RB: Well It feels like you’re handling that in a really graceful, straightforward, and honest way and that it’s part of the work. But also, like you say, it’s inextricable from you. It’s part of who you are and it’s part of where your dancing training comes from and it seems impossible to cut that out. It also seems to me that you created your own form as well. I think there’s great value and meaning in doing the work that you’re doing and also being very honest and open about it.
AZ: I also feel like a consummate educator because I am a teacher at the University of Illinois, and I see all kinds of questions. I teach contemporary, composition, and hip-hop too. There is an interesting conversations between my contemporary class and my hip hop class. Things don’t compartmentalize but rather definitely diffuse and transform into this other thing really easily.
RB: I love this and also the sense that there is a part of the work that is related to effort that is related to potential and possibility with the body. The body is the sort of vehicle for that or a container for it. This is an exciting way to think about ‘’liveness,” and a question that I come back to over and over again, “why am I working in a live medium and what are the possibilities of that?” I feel your work really gets to the heart of that. It is decidedly live and taps into what is possible in a live situation, the possibility of failure within that and of the stress, but also of real communication between the people on stage and the audience. All these things are kind of beautiful and thrilling and feel really central to your work.

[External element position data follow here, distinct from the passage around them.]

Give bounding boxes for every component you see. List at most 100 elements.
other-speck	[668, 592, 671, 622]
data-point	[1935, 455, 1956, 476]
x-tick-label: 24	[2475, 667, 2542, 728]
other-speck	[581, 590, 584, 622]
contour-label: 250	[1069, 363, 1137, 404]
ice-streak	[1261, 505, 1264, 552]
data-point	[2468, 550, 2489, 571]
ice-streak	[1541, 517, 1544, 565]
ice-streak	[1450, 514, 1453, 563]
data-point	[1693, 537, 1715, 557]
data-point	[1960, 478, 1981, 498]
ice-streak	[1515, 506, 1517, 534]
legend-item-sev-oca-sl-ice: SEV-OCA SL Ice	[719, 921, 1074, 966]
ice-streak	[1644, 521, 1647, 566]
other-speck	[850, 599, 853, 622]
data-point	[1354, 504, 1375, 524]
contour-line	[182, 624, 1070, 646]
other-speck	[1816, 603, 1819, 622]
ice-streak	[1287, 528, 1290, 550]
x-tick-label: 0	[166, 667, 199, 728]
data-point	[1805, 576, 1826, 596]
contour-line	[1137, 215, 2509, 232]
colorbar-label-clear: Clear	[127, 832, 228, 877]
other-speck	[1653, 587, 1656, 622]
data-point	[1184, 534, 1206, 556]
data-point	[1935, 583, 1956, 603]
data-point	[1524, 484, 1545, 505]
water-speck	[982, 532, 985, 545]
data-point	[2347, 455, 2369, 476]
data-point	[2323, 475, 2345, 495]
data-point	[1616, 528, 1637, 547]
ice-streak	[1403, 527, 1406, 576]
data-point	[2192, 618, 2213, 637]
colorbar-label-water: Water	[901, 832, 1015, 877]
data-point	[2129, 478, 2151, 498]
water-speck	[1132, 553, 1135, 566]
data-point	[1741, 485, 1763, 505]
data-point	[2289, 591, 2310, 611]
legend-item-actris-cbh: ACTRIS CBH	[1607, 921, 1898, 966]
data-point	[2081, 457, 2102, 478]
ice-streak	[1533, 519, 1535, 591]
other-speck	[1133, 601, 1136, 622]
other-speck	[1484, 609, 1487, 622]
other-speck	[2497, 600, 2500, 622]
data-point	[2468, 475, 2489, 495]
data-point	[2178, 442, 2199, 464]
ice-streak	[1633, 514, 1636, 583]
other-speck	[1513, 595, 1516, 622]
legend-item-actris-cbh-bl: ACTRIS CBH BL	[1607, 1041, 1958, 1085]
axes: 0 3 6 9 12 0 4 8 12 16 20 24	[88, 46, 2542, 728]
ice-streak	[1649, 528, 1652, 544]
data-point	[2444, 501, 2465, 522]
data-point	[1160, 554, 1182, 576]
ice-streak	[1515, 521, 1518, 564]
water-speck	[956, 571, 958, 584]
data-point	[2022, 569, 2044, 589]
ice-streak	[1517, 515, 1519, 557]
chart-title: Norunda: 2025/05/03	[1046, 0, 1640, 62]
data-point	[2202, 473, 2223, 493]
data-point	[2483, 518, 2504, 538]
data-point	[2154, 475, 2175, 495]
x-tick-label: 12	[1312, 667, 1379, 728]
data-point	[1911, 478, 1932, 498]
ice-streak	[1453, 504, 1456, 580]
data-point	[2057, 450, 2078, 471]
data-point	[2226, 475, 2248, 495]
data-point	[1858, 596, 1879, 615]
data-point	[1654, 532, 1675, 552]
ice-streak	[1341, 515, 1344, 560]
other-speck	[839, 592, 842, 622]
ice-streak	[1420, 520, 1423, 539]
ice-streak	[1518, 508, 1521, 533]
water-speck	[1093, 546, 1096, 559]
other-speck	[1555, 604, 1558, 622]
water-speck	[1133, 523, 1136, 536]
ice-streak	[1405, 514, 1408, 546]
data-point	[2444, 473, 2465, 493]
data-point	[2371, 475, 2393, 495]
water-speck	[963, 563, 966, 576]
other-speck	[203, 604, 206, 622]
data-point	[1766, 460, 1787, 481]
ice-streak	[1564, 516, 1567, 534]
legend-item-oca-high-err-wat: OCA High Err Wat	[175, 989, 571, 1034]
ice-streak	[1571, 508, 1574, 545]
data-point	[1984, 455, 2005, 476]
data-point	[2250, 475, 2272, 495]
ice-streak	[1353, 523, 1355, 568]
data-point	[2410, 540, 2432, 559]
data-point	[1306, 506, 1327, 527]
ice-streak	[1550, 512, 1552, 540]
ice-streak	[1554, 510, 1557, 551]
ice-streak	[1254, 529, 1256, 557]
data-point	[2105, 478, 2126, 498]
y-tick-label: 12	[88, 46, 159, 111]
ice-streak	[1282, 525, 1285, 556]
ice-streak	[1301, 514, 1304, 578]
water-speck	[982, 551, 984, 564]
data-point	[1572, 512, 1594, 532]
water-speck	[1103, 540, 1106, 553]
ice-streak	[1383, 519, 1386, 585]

AZ: I do draw upon these sort of live performance experiences that were so exhilarating and I want my work to always feel like edge of your seat, what’s happening next, take me on a ride kind of thing. Relating it to sports like boxing or wrestling or track or basketball. We actually train a lot with basketballs to just bring new things into the space and get some of the shapes out of the body and find release, propulsion, and rhythm. There’s a real rhythm with a basketball. I also try to conjure the music concerts I’ve experienced that just blew my mind. The drama of something that isn’t necessarily theatricalized, but the focused energy of people committed to connecting to instruments and equipment in order to bring an abstract form into existence is very theatrical.
AGR: And I love this approach, connecting the experience to sports or to a great rock concert. There’s something in this thinking that seems to create new spectators as well as a new kind of choreography. It causes people to be invested and to experience it and see it in a new way, which I really love.
AZ: Oh good. It was for so long that I didn’t understand dance. And I think that again that the work is about all these questions of trying to understand this thing and its potential to communicate and to bring people together. Because people are attracted to things and they don’t know why just yet. People are driven towards things without an immediate understanding of what is speaking to them. And I am one of those people, but I am also someone who wants to grapple with the unknown and am constantly engaging in the process of trying to decode or unpack all those things that are inside of what’s stuck to me.